HPLC-LTQ orbitrap mass spectrometry-based molecular networking for identifying anthelmintic molecules in Morinda lucida Benth

• Published in: South African journal of botany Vol. 161; pp. 53 - 65
• Main Authors: Tchetan, Esaïe, Ortiz, Sergio, Hughes, Kristelle, Olounladé, Pascal Abiodoun, Laurent, Patrick, Azando, Erick Virgile Bertrand, Herent, Marie-France, Hounzangbe-Adote, Sylvie Mawule, Houinato, Marcel Romuald Benjamin, Gbaguidi, Fernand Ahokanou, Quetin-Leclercq, Joëlle
• Format: Journal Article
• Language: English
• Published: Elsevier B.V 01.10.2023
• Subjects: Bioactivity-based approach; Cytotoxicity; Haemonchus contortus; Molecular networking; Morinda lucida; Haemonchus contortus; Molecular networking; Cytotoxicity; Bioactivity-based approach; Morinda lucida
• ISSN: 0254-6299; 1727-9321
• DOI: 10.1016/j.sajb.2023.08.002

•Anthelmintic and cytotoxic activity of Morinda lucida leaf extracts were determined.•Sixteen compounds were identified using HPLC-MS/MS and Molecular Networking methods.•Ten of the compounds were identified for the first time in M. lucida.•Bioactivity-Based approach was used to predict potentially active compounds.
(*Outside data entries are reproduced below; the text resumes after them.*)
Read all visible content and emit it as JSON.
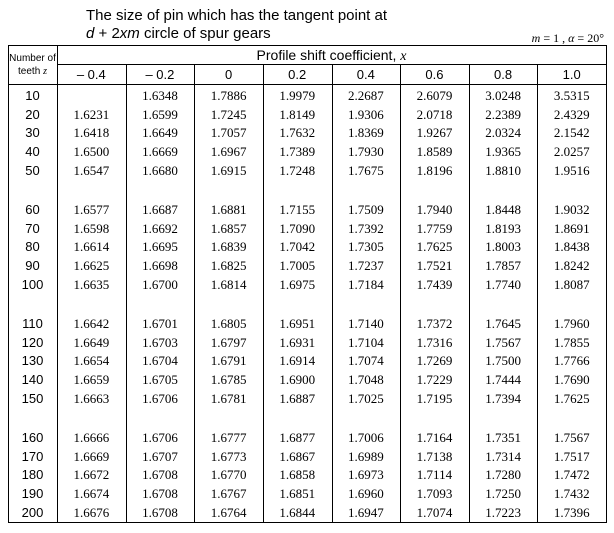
{
  "title": {
    "line1": "The size of pin which has the tangent point at",
    "line2": [
      "d",
      " + 2",
      "xm",
      " circle of spur gears"
    ]
  },
  "conditions": [
    "m",
    " = 1 , ",
    "α",
    " = 20°"
  ],
  "table": {
    "corner": [
      "Number of",
      "teeth ",
      "z"
    ],
    "group_header": [
      "Profile shift coefficient, ",
      "x"
    ],
    "columns": [
      "– 0.4",
      "– 0.2",
      "0",
      "0.2",
      "0.4",
      "0.6",
      "0.8",
      "1.0"
    ],
    "rows": [
      [
        "10",
        null,
        "1.6348",
        "1.7886",
        "1.9979",
        "2.2687",
        "2.6079",
        "3.0248",
        "3.5315"
      ],
      [
        "20",
        "1.6231",
        "1.6599",
        "1.7245",
        "1.8149",
        "1.9306",
        "2.0718",
        "2.2389",
        "2.4329"
      ],
      [
        "30",
        "1.6418",
        "1.6649",
        "1.7057",
        "1.7632",
        "1.8369",
        "1.9267",
        "2.0324",
        "2.1542"
      ],
      [
        "40",
        "1.6500",
        "1.6669",
        "1.6967",
        "1.7389",
        "1.7930",
        "1.8589",
        "1.9365",
        "2.0257"
      ],
      [
        "50",
        "1.6547",
        "1.6680",
        "1.6915",
        "1.7248",
        "1.7675",
        "1.8196",
        "1.8810",
        "1.9516"
      ],
      [
        "60",
        "1.6577",
        "1.6687",
        "1.6881",
        "1.7155",
        "1.7509",
        "1.7940",
        "1.8448",
        "1.9032"
      ],
      [
        "70",
        "1.6598",
        "1.6692",
        "1.6857",
        "1.7090",
        "1.7392",
        "1.7759",
        "1.8193",
        "1.8691"
      ],
      [
        "80",
        "1.6614",
        "1.6695",
        "1.6839",
        "1.7042",
        "1.7305",
        "1.7625",
        "1.8003",
        "1.8438"
      ],
      [
        "90",
        "1.6625",
        "1.6698",
        "1.6825",
        "1.7005",
        "1.7237",
        "1.7521",
        "1.7857",
        "1.8242"
      ],
      [
        "100",
        "1.6635",
        "1.6700",
        "1.6814",
        "1.6975",
        "1.7184",
        "1.7439",
        "1.7740",
        "1.8087"
      ],
      [
        "110",
        "1.6642",
        "1.6701",
        "1.6805",
        "1.6951",
        "1.7140",
        "1.7372",
        "1.7645",
        "1.7960"
      ],
      [
        "120",
        "1.6649",
        "1.6703",
        "1.6797",
        "1.6931",
        "1.7104",
        "1.7316",
        "1.7567",
        "1.7855"
      ],
      [
        "130",
        "1.6654",
        "1.6704",
        "1.6791",
        "1.6914",
        "1.7074",
        "1.7269",
        "1.7500",
        "1.7766"
      ],
      [
        "140",
        "1.6659",
        "1.6705",
        "1.6785",
        "1.6900",
        "1.7048",
        "1.7229",
        "1.7444",
        "1.7690"
      ],
      [
        "150",
        "1.6663",
        "1.6706",
        "1.6781",
        "1.6887",
        "1.7025",
        "1.7195",
        "1.7394",
        "1.7625"
      ],
      [
        "160",
        "1.6666",
        "1.6706",
        "1.6777",
        "1.6877",
        "1.7006",
        "1.7164",
        "1.7351",
        "1.7567"
      ],
      [
        "170",
        "1.6669",
        "1.6707",
        "1.6773",
        "1.6867",
        "1.6989",
        "1.7138",
        "1.7314",
        "1.7517"
      ],
      [
        "180",
        "1.6672",
        "1.6708",
        "1.6770",
        "1.6858",
        "1.6973",
        "1.7114",
        "1.7280",
        "1.7472"
      ],
      [
        "190",
        "1.6674",
        "1.6708",
        "1.6767",
        "1.6851",
        "1.6960",
        "1.7093",
        "1.7250",
        "1.7432"
      ],
      [
        "200",
        "1.6676",
        "1.6708",
        "1.6764",
        "1.6844",
        "1.6947",
        "1.7074",
        "1.7223",
        "1.7396"
      ]
    ]
  }
}
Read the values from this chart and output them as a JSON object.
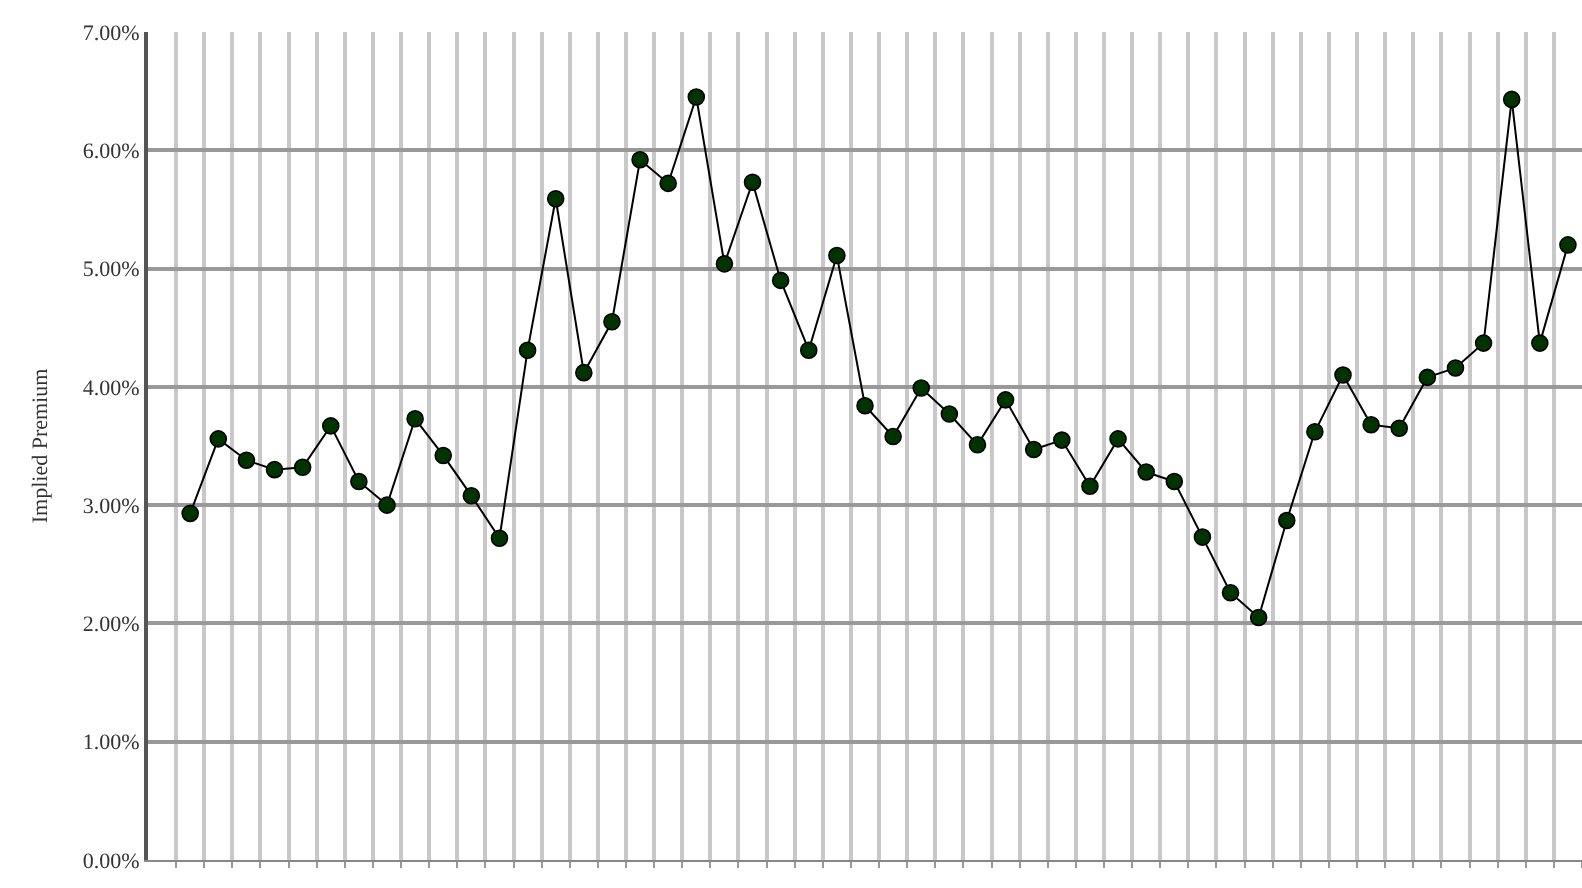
{
  "chart_data": {
    "type": "line",
    "ylabel": "Implied Premium",
    "categories": [
      null,
      null,
      null,
      null,
      null,
      null,
      null,
      null,
      null,
      null,
      null,
      null,
      null,
      null,
      null,
      null,
      null,
      null,
      null,
      null,
      null,
      null,
      null,
      null,
      null,
      null,
      null,
      null,
      null,
      null,
      null,
      null,
      null,
      null,
      null,
      null,
      null,
      null,
      null,
      null,
      null,
      null,
      null,
      null,
      null,
      null,
      null,
      null,
      null,
      null
    ],
    "series": [
      {
        "color": "#003300",
        "values": [
          2.93,
          3.56,
          3.38,
          3.3,
          3.32,
          3.67,
          3.2,
          3.0,
          3.73,
          3.42,
          3.08,
          2.72,
          4.31,
          5.59,
          4.12,
          4.55,
          5.92,
          5.72,
          6.45,
          5.04,
          5.73,
          4.9,
          4.31,
          5.11,
          3.84,
          3.58,
          3.99,
          3.77,
          3.51,
          3.89,
          3.47,
          3.55,
          3.16,
          3.56,
          3.28,
          3.2,
          2.73,
          2.26,
          2.05,
          2.87,
          3.62,
          4.1,
          3.68,
          3.65,
          4.08,
          4.16,
          4.37,
          6.43,
          4.37,
          5.2
        ]
      }
    ],
    "ylim": [
      0,
      7
    ],
    "yticks": [
      {
        "value": 0,
        "label": "0.00%"
      },
      {
        "value": 1,
        "label": "1.00%"
      },
      {
        "value": 2,
        "label": "2.00%"
      },
      {
        "value": 3,
        "label": "3.00%"
      },
      {
        "value": 4,
        "label": "4.00%"
      },
      {
        "value": 5,
        "label": "5.00%"
      },
      {
        "value": 6,
        "label": "6.00%"
      },
      {
        "value": 7,
        "label": "7.00%"
      }
    ],
    "grid": true,
    "marker": "circle",
    "line_style": "solid",
    "legend": false
  }
}
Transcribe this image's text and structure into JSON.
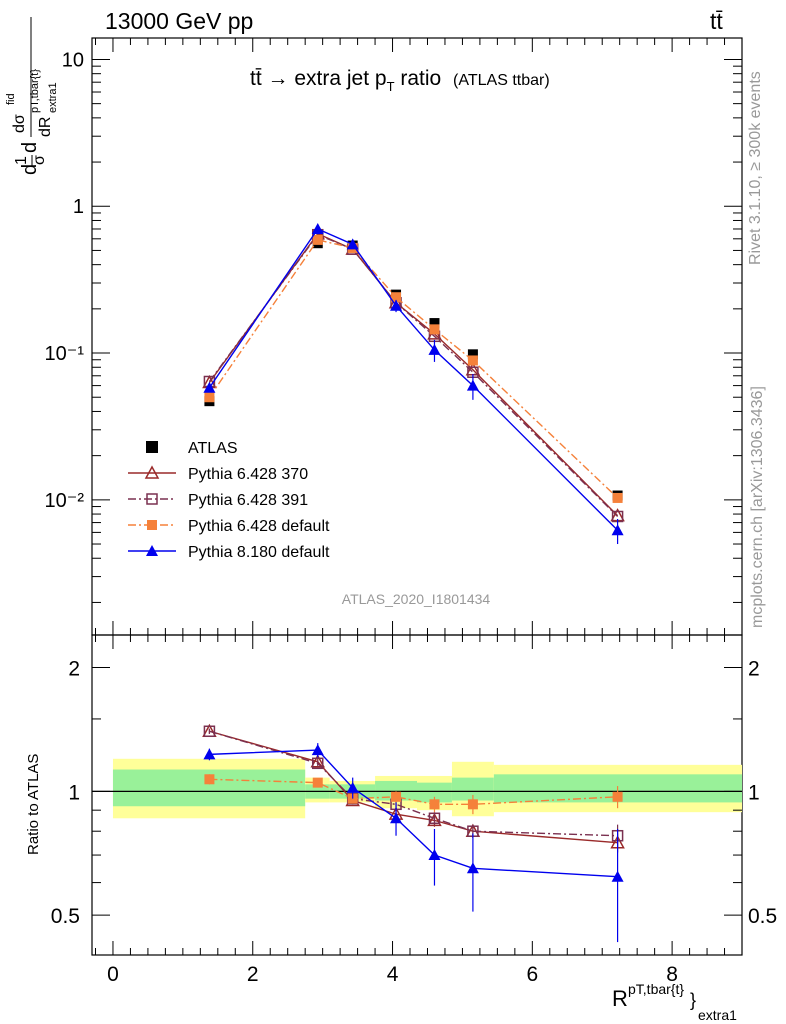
{
  "header": {
    "left": "13000 GeV pp",
    "right": "tt̄"
  },
  "side": {
    "rivet": "Rivet 3.1.10, ≥ 300k events",
    "mcplots": "mcplots.cern.ch [arXiv:1306.3436]"
  },
  "chart_data": {
    "type": "line",
    "title_main": "tt̄ → extra jet p",
    "title_sub": "T",
    "title_tail": " ratio",
    "title_paren": "(ATLAS ttbar)",
    "analysis_tag": "ATLAS_2020_I1801434",
    "xlabel": {
      "base": "R",
      "sup": "pT,tbar{t}",
      "tail": "}",
      "sub": "extra1"
    },
    "ylabel": {
      "frac1_num": "1",
      "frac1_den": "σ",
      "frac2_num": "dσ",
      "frac2_num_sup": "fid",
      "frac2_den": "dR",
      "frac2_den_sup": "pT,tbar{t}",
      "frac2_den_sub": "extra1",
      "d": "d"
    },
    "ratio_ylabel": "Ratio to ATLAS",
    "xlim": [
      -0.3,
      9.0
    ],
    "ylim": [
      0.0012,
      14
    ],
    "yscale": "log",
    "ratio_ylim": [
      0.4,
      2.4
    ],
    "x_ticks": [
      "0",
      "2",
      "4",
      "6",
      "8"
    ],
    "x_tick_values": [
      0,
      2,
      4,
      6,
      8
    ],
    "y_ticks": [
      "10",
      "1",
      "10⁻¹",
      "10⁻²"
    ],
    "y_tick_values": [
      10,
      1,
      0.1,
      0.01
    ],
    "ratio_ticks": [
      "2",
      "1",
      "0.5"
    ],
    "ratio_tick_values": [
      2,
      1,
      0.5
    ],
    "legend_position": "bottom-left",
    "bins": [
      {
        "lo": 0.0,
        "hi": 2.75
      },
      {
        "lo": 2.75,
        "hi": 3.1
      },
      {
        "lo": 3.1,
        "hi": 3.75
      },
      {
        "lo": 3.75,
        "hi": 4.35
      },
      {
        "lo": 4.35,
        "hi": 4.85
      },
      {
        "lo": 4.85,
        "hi": 5.45
      },
      {
        "lo": 5.45,
        "hi": 9.0
      }
    ],
    "band_yellow": [
      [
        0.86,
        1.2
      ],
      [
        0.94,
        1.08
      ],
      [
        0.94,
        1.06
      ],
      [
        0.91,
        1.09
      ],
      [
        0.9,
        1.09
      ],
      [
        0.87,
        1.18
      ],
      [
        0.89,
        1.16
      ]
    ],
    "band_green": [
      [
        0.92,
        1.13
      ],
      [
        0.96,
        1.04
      ],
      [
        0.96,
        1.04
      ],
      [
        0.95,
        1.06
      ],
      [
        0.94,
        1.05
      ],
      [
        0.95,
        1.08
      ],
      [
        0.94,
        1.1
      ]
    ],
    "series": [
      {
        "name": "ATLAS",
        "color": "#000000",
        "marker": "square",
        "line": "none",
        "x": [
          1.38,
          2.93,
          3.43,
          4.05,
          4.6,
          5.15,
          7.22
        ],
        "y": [
          0.047,
          0.56,
          0.54,
          0.25,
          0.16,
          0.098,
          0.0107
        ],
        "ratio": [
          1,
          1,
          1,
          1,
          1,
          1,
          1
        ],
        "ratio_err": [
          0,
          0,
          0,
          0,
          0,
          0,
          0
        ]
      },
      {
        "name": "Pythia 6.428 370",
        "color": "#9a2a2a",
        "marker": "triangle-open",
        "line": "solid",
        "x": [
          1.38,
          2.93,
          3.43,
          4.05,
          4.6,
          5.15,
          7.22
        ],
        "y": [
          0.063,
          0.65,
          0.51,
          0.22,
          0.135,
          0.077,
          0.0078
        ],
        "ratio": [
          1.4,
          1.18,
          0.95,
          0.88,
          0.85,
          0.8,
          0.75
        ],
        "ratio_err": [
          0.02,
          0.02,
          0.02,
          0.03,
          0.03,
          0.03,
          0.04
        ]
      },
      {
        "name": "Pythia 6.428 391",
        "color": "#7a3050",
        "marker": "square-open",
        "line": "dashdot",
        "x": [
          1.38,
          2.93,
          3.43,
          4.05,
          4.6,
          5.15,
          7.22
        ],
        "y": [
          0.064,
          0.64,
          0.51,
          0.22,
          0.13,
          0.074,
          0.0077
        ],
        "ratio": [
          1.4,
          1.17,
          0.96,
          0.93,
          0.86,
          0.8,
          0.78
        ],
        "ratio_err": [
          0.02,
          0.02,
          0.02,
          0.03,
          0.03,
          0.03,
          0.05
        ]
      },
      {
        "name": "Pythia 6.428 default",
        "color": "#f5813a",
        "marker": "square",
        "line": "dashdot",
        "x": [
          1.38,
          2.93,
          3.43,
          4.05,
          4.6,
          5.15,
          7.22
        ],
        "y": [
          0.05,
          0.59,
          0.52,
          0.24,
          0.145,
          0.089,
          0.0103
        ],
        "ratio": [
          1.07,
          1.05,
          0.96,
          0.97,
          0.93,
          0.93,
          0.97
        ],
        "ratio_err": [
          0.03,
          0.02,
          0.02,
          0.03,
          0.04,
          0.05,
          0.06
        ]
      },
      {
        "name": "Pythia 8.180 default",
        "color": "#0000ee",
        "marker": "triangle",
        "line": "solid",
        "x": [
          1.38,
          2.93,
          3.43,
          4.05,
          4.6,
          5.15,
          7.22
        ],
        "y": [
          0.058,
          0.7,
          0.55,
          0.21,
          0.105,
          0.06,
          0.0062
        ],
        "y_err": [
          0.004,
          0.05,
          0.03,
          0.02,
          0.018,
          0.012,
          0.0012
        ],
        "ratio": [
          1.23,
          1.26,
          1.02,
          0.86,
          0.7,
          0.65,
          0.62
        ],
        "ratio_err": [
          0.04,
          0.05,
          0.06,
          0.08,
          0.11,
          0.14,
          0.19
        ]
      }
    ]
  }
}
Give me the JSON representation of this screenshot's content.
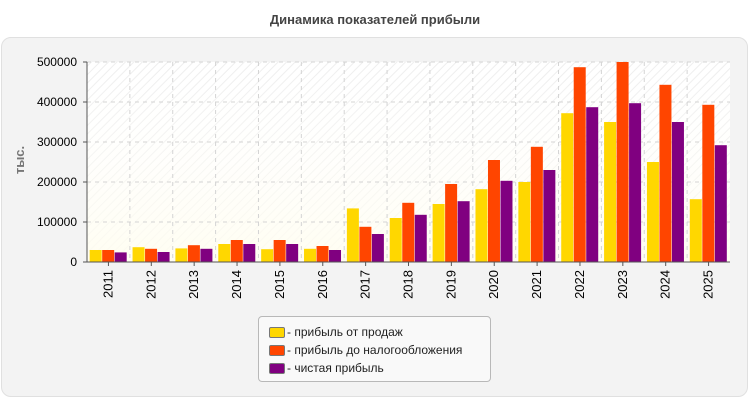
{
  "chart_data": {
    "type": "bar",
    "title": "Динамика показателей прибыли",
    "ylabel": "тыс.",
    "xlabel": "",
    "ylim": [
      0,
      500000
    ],
    "yticks": [
      "0",
      "100000",
      "200000",
      "300000",
      "400000",
      "500000"
    ],
    "categories": [
      "2011",
      "2012",
      "2013",
      "2014",
      "2015",
      "2016",
      "2017",
      "2018",
      "2019",
      "2020",
      "2021",
      "2022",
      "2023",
      "2024",
      "2025"
    ],
    "grid": true,
    "legend_position": "bottom-center",
    "series": [
      {
        "name": "- прибыль от продаж",
        "color": "#ffd700",
        "values": [
          30000,
          37000,
          34000,
          45000,
          32000,
          33000,
          134000,
          110000,
          145000,
          182000,
          200000,
          372000,
          350000,
          250000,
          157000
        ]
      },
      {
        "name": "- прибыль до налогообложения",
        "color": "#ff4500",
        "values": [
          30000,
          33000,
          42000,
          55000,
          55000,
          40000,
          88000,
          148000,
          195000,
          255000,
          288000,
          487000,
          500000,
          443000,
          393000
        ]
      },
      {
        "name": "- чистая прибыль",
        "color": "#800080",
        "values": [
          24000,
          25000,
          33000,
          45000,
          45000,
          30000,
          70000,
          118000,
          152000,
          203000,
          230000,
          387000,
          397000,
          350000,
          292000
        ]
      }
    ]
  }
}
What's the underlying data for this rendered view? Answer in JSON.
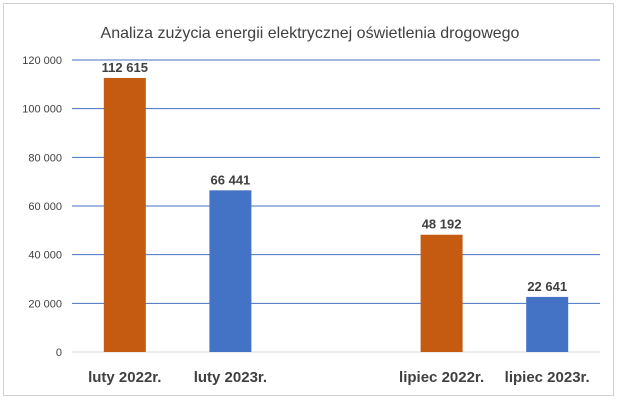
{
  "chart_data": {
    "type": "bar",
    "title": "Analiza zużycia energii elektrycznej oświetlenia drogowego",
    "xlabel": "",
    "ylabel": "",
    "categories": [
      "luty 2022r.",
      "luty 2023r.",
      "",
      "lipiec 2022r.",
      "lipiec 2023r."
    ],
    "values": [
      112615,
      66441,
      null,
      48192,
      22641
    ],
    "data_labels": [
      "112 615",
      "66 441",
      "",
      "48 192",
      "22 641"
    ],
    "bar_colors": [
      "#c55a11",
      "#4472c4",
      "",
      "#c55a11",
      "#4472c4"
    ],
    "ylim": [
      0,
      120000
    ],
    "yticks": [
      0,
      20000,
      40000,
      60000,
      80000,
      100000,
      120000
    ],
    "ytick_labels": [
      "0",
      "20 000",
      "40 000",
      "60 000",
      "80 000",
      "100 000",
      "120 000"
    ],
    "grid": true,
    "gridline_color": "#4472c4",
    "legend": "none"
  }
}
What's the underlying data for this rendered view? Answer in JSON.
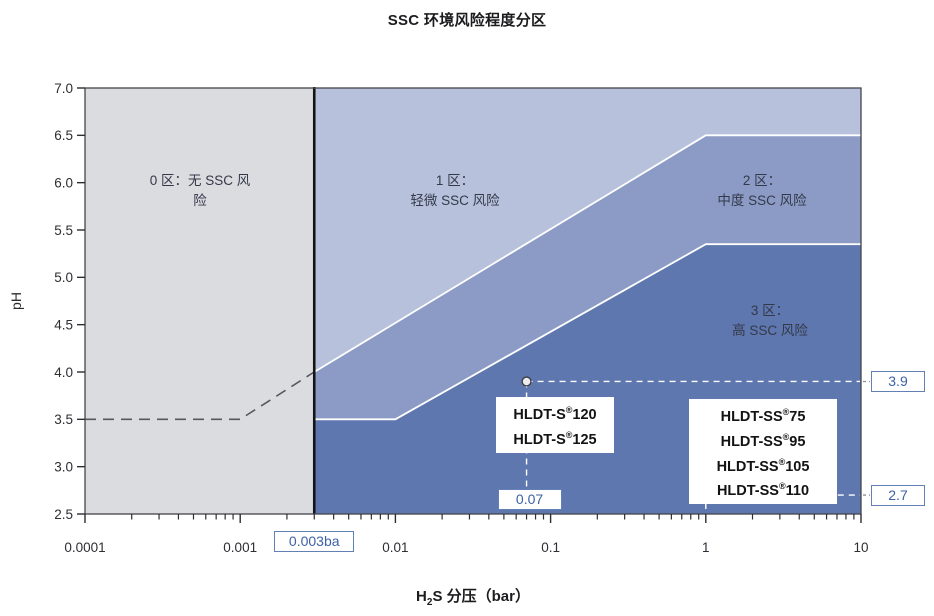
{
  "title": "SSC 环境风险程度分区",
  "y_axis_label": "pH",
  "x_axis_label": {
    "prefix": "H",
    "sub": "2",
    "suffix": "S 分压（bar）"
  },
  "chart_data": {
    "type": "area",
    "title": "SSC 环境风险程度分区",
    "x": {
      "scale": "log",
      "unit": "bar",
      "range": [
        0.0001,
        10
      ],
      "ticks": [
        0.0001,
        0.001,
        0.01,
        0.1,
        1,
        10
      ],
      "tick_labels": [
        "0.0001",
        "0.001",
        "0.01",
        "0.1",
        "1",
        "10"
      ]
    },
    "y": {
      "range": [
        2.5,
        7.0
      ],
      "tick_step": 0.5,
      "tick_labels": [
        "7.0",
        "6.5",
        "6.0",
        "5.5",
        "5.0",
        "4.5",
        "4.0",
        "3.5",
        "3.0",
        "2.5"
      ]
    },
    "h2s_threshold": 0.003,
    "threshold_label": "0.003ba",
    "zones": [
      {
        "id": "0",
        "label_lines": [
          "0 区：无 SSC 风",
          "险"
        ],
        "color": "#dbdce0"
      },
      {
        "id": "1",
        "label_lines": [
          "1 区：",
          "轻微 SSC 风险"
        ],
        "color": "#b7c1dc"
      },
      {
        "id": "2",
        "label_lines": [
          "2 区：",
          "中度 SSC 风险"
        ],
        "color": "#8c9bc6"
      },
      {
        "id": "3",
        "label_lines": [
          "3 区：",
          "高 SSC 风险"
        ],
        "color": "#5e77ae"
      }
    ],
    "boundary_upper": [
      [
        0.003,
        4.0
      ],
      [
        1,
        6.5
      ],
      [
        10,
        6.5
      ]
    ],
    "boundary_lower": [
      [
        0.003,
        3.5
      ],
      [
        0.01,
        3.5
      ],
      [
        1,
        5.35
      ],
      [
        10,
        5.35
      ]
    ],
    "zone0_dashed_line": [
      [
        0.0001,
        3.5
      ],
      [
        0.001,
        3.5
      ],
      [
        0.003,
        4.0
      ]
    ],
    "points": [
      {
        "h2s_bar": 0.07,
        "ph": 3.9,
        "x_label": "0.07",
        "y_label": "3.9"
      },
      {
        "h2s_bar": 1,
        "ph": 2.7,
        "y_label": "2.7"
      }
    ]
  },
  "product_labels": [
    {
      "lines": [
        {
          "name": "HLDT-S",
          "reg": "®",
          "grade": "120"
        },
        {
          "name": "HLDT-S",
          "reg": "®",
          "grade": "125"
        }
      ]
    },
    {
      "lines": [
        {
          "name": "HLDT-SS",
          "reg": "®",
          "grade": "75"
        },
        {
          "name": "HLDT-SS",
          "reg": "®",
          "grade": "95"
        },
        {
          "name": "HLDT-SS",
          "reg": "®",
          "grade": "105"
        },
        {
          "name": "HLDT-SS",
          "reg": "®",
          "grade": "110"
        }
      ]
    }
  ],
  "colors": {
    "zone0": "#dbdce0",
    "zone1": "#b7c1dc",
    "zone2": "#8c9bc6",
    "zone3": "#5e77ae",
    "boundary_white": "#ffffff",
    "annotation_blue": "#3c61a4",
    "annotation_border": "#6380b4",
    "axis_dark": "#2d2d32",
    "dashed_gray": "#58585c",
    "marker_fill": "#ececee"
  }
}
Morinda lucida Benth (Rubiaceae) is a medicinal plant traditionally used to treat malaria and digestive parasitosis. In vitro pharmacological studies have shown that extracts of the plant were very active against nematodes. The aim of our work was to identify the compounds responsible for the anthelmintic activity of M. lucida. To achieve this, the leaf MeOH extract was fractionated and the anthelmintic activity of the fractions was evaluated on Haemonchus contortus and Caenorhabditis elegans and their cytotoxicity was evaluated on WI38 cells. The fractions were analyzed by HPLC-HRMS/MS and manual dereplication was coupled to molecular networking to identify the major compounds in the most active fractions. The results showed that three fractions, F8, F11 and F13 were the most active on both nematode models and less cytotoxic. In total, sixteen different compounds were putatively identified in these three fractions, 9 in F8, 12 in F11 and 12 in F13, as some are present in different fractions. Among these compounds, ten were identified for the first time in M. lucida. These are mainly iridoids including loganic acid (2) and isomer (4), methoxygaertneroside or isomer (14), dehydromethoxygaertneroside or isomer (18), borreriagenin (3) and isomer (5). We also identified flavonoids including rutin pentoside (10), kaempferol-3-O-rutinoside pentoside (12), and kaempferol-3-O-rutinoside (15). The Bioactivity-Based approach identified loganic acid or isomer I (2), asperulosidic acid or isomer (6), methoxygaertneroside or isomer (14), and kaempferol-3-O-rutinoside or isomer (15) as potential compounds responsible for the anthelmintic activity of the three fractions. However, it seems necessary to quantify them and evaluate the anthelmintic activity of each of these compounds in order to confirm the results of the Bioactivity-Based approach and to identify potential new anthelmintic molecules to prevent resistance development. Furthermore, possible synergy between them has also to be analyzed.